The Court also rejected the companies' arguments that the complaints should be dismissed because they had no duty to disclose information about BPA to consumers. The Court held that "a jury could conclude information about the safety risks associated with allowing infants and toddlers to put cups, bottles and similar products in their mouths is material to a consumer's buying decision."
"Overall we are pleased with the Court's ruling and believe it advances the rights of consumers in connection with the products they purchase," said Edith M. Kallas, of Whatley Drake & Kallas, LLC, the law firm that serves as co-lead counsel for the plaintiffs and the Class along with the law firm of Walters Bender Strohbehn & Vaughan, PC.

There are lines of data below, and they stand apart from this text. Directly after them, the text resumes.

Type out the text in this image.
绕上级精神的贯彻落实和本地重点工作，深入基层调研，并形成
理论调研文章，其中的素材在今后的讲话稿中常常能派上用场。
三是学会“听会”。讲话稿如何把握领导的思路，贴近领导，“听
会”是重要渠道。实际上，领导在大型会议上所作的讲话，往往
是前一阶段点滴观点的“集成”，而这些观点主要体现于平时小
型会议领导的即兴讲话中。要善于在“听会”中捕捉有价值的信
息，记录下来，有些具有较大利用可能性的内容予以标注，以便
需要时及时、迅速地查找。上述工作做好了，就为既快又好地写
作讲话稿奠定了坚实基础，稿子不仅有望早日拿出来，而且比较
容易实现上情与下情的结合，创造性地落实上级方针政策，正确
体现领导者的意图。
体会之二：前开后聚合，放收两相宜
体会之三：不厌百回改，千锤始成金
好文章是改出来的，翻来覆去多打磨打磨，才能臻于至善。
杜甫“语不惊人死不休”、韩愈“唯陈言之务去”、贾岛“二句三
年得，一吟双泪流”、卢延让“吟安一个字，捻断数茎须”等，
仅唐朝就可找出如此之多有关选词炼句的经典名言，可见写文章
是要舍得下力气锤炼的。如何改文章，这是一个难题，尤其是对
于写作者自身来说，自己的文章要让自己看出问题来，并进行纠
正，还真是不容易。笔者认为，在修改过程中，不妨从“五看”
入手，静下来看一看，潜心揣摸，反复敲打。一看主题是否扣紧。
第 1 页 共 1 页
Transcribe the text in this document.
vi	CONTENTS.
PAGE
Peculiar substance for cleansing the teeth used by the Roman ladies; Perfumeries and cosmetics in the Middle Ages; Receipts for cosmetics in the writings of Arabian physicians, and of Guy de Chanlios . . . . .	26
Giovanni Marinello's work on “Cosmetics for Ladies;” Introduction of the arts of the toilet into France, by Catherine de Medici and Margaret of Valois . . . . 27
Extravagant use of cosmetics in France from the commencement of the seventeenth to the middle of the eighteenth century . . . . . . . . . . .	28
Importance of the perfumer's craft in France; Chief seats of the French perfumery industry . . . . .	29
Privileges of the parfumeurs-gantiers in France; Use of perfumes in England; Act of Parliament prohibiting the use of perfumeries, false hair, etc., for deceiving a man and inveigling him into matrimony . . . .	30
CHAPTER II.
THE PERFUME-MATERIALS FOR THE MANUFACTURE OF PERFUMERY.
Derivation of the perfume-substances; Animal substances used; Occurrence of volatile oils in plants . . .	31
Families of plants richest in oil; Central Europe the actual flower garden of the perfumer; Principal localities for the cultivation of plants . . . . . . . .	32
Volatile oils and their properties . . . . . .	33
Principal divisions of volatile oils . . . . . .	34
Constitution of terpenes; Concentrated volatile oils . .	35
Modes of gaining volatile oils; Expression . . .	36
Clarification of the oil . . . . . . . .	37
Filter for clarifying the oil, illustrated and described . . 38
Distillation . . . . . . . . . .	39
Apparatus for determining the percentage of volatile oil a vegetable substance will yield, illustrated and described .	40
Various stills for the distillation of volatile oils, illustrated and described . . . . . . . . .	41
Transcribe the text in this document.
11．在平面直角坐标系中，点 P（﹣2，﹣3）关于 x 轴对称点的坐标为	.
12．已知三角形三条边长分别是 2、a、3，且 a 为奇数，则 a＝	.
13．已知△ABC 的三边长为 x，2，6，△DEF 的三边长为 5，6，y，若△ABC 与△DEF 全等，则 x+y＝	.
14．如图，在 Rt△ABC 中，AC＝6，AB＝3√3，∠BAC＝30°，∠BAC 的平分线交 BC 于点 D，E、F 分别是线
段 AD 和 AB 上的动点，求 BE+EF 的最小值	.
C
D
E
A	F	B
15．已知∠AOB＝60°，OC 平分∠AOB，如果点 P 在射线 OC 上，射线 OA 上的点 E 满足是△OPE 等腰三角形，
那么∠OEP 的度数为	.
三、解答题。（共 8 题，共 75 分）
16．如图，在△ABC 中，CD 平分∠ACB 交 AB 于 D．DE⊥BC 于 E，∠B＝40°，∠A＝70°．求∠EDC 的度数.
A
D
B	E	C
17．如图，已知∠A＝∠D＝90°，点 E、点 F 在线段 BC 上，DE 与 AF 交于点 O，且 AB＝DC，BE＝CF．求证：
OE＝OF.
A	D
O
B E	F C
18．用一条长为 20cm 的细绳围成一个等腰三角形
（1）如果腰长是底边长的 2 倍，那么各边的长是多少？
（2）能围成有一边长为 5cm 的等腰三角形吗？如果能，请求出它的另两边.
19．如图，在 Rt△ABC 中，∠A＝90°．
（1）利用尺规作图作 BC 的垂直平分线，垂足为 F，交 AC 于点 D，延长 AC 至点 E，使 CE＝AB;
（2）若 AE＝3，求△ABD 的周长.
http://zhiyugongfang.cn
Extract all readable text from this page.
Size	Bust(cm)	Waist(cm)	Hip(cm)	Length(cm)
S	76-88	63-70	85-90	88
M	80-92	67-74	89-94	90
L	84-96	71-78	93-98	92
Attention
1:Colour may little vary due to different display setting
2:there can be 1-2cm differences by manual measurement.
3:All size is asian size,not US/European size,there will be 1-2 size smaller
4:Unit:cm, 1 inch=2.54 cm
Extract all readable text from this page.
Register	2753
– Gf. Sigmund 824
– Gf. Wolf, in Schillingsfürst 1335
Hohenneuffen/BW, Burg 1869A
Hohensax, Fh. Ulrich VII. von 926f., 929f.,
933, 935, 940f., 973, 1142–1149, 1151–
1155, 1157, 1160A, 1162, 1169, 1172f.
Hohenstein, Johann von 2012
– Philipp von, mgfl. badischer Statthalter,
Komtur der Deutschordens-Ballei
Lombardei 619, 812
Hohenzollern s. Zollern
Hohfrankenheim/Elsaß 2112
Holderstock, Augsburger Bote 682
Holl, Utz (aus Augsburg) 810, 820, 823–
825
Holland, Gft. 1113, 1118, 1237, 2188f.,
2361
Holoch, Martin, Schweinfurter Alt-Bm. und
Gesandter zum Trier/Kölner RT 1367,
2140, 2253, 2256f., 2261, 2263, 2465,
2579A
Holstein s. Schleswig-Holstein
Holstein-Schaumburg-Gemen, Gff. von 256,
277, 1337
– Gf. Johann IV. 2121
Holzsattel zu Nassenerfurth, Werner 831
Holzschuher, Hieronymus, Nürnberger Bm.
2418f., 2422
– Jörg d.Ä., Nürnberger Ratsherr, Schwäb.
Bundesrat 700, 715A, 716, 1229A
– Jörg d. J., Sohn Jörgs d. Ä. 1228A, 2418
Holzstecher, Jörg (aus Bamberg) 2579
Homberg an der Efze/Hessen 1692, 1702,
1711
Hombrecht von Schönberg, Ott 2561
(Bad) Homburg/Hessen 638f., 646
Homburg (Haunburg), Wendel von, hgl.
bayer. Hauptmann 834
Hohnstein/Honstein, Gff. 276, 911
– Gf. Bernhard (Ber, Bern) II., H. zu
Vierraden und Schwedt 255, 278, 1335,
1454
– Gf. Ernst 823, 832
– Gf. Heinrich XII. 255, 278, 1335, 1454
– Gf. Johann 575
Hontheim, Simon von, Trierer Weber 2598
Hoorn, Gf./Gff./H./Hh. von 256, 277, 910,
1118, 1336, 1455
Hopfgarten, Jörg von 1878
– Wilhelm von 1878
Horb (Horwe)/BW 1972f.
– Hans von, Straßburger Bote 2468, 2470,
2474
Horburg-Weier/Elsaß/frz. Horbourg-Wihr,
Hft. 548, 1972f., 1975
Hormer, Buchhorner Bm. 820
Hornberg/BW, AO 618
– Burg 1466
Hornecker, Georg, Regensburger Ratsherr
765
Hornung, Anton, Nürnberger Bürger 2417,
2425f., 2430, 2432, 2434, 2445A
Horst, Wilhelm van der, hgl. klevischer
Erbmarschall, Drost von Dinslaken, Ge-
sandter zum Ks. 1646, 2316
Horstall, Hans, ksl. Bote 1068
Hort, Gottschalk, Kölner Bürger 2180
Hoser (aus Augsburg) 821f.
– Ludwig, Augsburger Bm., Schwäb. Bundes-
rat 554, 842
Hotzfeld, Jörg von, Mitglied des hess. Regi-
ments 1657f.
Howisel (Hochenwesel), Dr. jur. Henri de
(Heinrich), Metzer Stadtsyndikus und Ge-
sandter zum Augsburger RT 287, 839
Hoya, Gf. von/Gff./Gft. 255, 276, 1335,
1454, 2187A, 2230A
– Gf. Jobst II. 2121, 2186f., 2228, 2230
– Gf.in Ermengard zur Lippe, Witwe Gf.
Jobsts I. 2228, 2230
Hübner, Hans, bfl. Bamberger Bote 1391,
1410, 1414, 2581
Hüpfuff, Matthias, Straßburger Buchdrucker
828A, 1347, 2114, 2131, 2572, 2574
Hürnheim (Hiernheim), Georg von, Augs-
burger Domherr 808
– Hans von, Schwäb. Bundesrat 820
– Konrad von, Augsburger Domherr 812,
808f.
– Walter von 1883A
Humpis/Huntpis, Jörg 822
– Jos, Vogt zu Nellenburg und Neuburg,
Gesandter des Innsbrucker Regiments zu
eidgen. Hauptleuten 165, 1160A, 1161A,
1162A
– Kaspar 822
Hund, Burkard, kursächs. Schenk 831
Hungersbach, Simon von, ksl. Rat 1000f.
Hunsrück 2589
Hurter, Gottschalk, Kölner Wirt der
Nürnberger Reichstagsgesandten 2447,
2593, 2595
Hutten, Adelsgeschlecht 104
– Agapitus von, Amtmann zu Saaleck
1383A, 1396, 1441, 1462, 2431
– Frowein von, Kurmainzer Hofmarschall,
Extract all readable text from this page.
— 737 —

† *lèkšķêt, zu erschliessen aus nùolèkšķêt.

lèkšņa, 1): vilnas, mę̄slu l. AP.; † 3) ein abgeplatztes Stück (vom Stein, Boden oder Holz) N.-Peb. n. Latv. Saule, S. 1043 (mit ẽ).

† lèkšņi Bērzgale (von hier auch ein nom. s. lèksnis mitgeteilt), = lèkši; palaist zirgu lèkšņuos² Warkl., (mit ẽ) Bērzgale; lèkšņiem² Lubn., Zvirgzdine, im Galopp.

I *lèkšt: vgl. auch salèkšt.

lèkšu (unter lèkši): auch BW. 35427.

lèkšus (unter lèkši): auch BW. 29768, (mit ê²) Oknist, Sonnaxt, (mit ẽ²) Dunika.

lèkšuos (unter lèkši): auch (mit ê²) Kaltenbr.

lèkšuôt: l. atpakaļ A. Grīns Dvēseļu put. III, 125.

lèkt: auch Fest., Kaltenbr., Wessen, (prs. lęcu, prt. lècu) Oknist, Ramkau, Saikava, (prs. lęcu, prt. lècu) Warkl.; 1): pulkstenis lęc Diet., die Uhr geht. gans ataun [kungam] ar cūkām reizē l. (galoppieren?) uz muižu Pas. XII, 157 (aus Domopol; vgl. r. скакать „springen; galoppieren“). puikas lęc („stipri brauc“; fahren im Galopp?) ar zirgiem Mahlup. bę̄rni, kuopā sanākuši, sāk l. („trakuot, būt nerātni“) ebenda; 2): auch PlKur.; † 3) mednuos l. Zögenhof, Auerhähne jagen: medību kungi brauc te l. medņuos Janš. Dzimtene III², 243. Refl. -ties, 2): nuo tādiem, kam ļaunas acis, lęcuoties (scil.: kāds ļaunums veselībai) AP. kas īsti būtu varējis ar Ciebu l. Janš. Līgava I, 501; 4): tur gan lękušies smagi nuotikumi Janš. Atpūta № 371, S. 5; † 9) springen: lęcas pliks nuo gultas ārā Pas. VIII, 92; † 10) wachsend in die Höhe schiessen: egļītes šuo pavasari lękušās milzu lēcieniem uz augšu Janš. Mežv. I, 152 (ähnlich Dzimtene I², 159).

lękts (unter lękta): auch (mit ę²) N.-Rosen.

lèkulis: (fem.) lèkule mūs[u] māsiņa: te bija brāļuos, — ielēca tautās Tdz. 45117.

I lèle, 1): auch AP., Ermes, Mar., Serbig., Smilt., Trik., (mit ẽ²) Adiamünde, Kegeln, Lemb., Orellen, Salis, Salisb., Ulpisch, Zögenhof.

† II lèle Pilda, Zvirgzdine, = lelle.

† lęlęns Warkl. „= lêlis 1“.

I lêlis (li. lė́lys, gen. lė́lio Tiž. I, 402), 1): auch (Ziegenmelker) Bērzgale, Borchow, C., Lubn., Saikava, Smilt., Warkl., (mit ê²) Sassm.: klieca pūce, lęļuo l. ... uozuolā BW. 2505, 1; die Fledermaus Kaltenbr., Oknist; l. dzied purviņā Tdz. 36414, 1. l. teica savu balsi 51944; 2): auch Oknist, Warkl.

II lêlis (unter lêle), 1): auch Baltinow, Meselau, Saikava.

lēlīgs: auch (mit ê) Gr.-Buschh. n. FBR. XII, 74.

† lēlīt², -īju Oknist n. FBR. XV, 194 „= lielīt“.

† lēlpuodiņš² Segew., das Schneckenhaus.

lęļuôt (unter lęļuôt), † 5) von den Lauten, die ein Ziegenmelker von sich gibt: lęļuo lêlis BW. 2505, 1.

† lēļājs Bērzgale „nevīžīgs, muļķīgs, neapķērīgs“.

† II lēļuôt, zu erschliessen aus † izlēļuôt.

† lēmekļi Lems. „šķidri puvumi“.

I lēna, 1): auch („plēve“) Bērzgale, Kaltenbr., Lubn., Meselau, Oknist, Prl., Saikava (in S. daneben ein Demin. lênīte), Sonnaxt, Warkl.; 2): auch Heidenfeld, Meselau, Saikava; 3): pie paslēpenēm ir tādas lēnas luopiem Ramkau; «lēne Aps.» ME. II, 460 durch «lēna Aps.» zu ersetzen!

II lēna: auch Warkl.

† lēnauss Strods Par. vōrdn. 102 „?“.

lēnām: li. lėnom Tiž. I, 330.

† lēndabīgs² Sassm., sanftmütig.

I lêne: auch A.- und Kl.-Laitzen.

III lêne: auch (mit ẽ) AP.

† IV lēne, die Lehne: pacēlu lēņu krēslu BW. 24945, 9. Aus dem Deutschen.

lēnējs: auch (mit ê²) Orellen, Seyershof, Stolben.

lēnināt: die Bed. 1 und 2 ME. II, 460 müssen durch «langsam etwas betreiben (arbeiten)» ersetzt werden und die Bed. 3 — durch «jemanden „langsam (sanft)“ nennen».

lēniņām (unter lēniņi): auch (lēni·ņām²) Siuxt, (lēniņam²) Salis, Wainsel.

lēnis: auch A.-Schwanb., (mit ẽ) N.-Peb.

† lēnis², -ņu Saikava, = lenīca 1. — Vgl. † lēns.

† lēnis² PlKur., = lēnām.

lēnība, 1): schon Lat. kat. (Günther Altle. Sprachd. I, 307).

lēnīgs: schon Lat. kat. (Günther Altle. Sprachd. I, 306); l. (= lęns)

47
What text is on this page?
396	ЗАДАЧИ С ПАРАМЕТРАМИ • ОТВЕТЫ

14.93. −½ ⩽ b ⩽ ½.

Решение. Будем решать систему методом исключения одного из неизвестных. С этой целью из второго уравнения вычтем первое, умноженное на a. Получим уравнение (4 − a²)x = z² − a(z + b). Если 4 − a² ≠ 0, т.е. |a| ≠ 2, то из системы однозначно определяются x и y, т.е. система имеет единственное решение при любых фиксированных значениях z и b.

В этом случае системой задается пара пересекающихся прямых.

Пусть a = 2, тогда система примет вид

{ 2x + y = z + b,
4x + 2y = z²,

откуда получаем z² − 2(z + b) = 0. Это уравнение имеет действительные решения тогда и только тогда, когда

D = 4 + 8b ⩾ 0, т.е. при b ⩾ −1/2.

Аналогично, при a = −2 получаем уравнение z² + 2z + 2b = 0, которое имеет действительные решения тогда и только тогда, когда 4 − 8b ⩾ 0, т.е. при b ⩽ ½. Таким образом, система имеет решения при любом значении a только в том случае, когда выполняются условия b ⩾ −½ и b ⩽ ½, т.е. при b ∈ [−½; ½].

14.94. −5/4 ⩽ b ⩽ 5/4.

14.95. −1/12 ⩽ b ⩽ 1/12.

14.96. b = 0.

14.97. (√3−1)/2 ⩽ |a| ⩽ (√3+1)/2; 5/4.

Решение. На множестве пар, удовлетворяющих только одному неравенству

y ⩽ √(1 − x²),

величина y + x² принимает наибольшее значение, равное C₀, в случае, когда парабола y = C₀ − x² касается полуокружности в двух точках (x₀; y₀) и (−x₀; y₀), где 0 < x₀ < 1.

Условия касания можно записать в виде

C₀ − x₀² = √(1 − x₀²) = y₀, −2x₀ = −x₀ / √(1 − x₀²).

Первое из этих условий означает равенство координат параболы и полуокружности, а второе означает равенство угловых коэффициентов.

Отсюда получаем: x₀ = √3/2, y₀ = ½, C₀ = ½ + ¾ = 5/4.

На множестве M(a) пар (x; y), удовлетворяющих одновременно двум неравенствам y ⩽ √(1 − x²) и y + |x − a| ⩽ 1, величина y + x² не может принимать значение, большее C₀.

Plaintiffs filed these lawsuits on behalf of the millions of children and families who purchased polycarbonate bottles and containers that contained BPA, a dangerous chemical which poses serious risks to an individual's health due to the fact that it leaches into food and beverages in the course of normal, everyday use. The complaints allege that these companies failed to disclose or adequately disclose to consumers that their products contained BPA, that the BPA in its products can leach into food, and that the leaching process is accelerated by heat. The Court's decision allows injured consumers to proceed with their claims against bottle manufacturers for breach of the implied warranty of merchantability, fraudulent and negligent omissions of material fact, and unjust enrichment.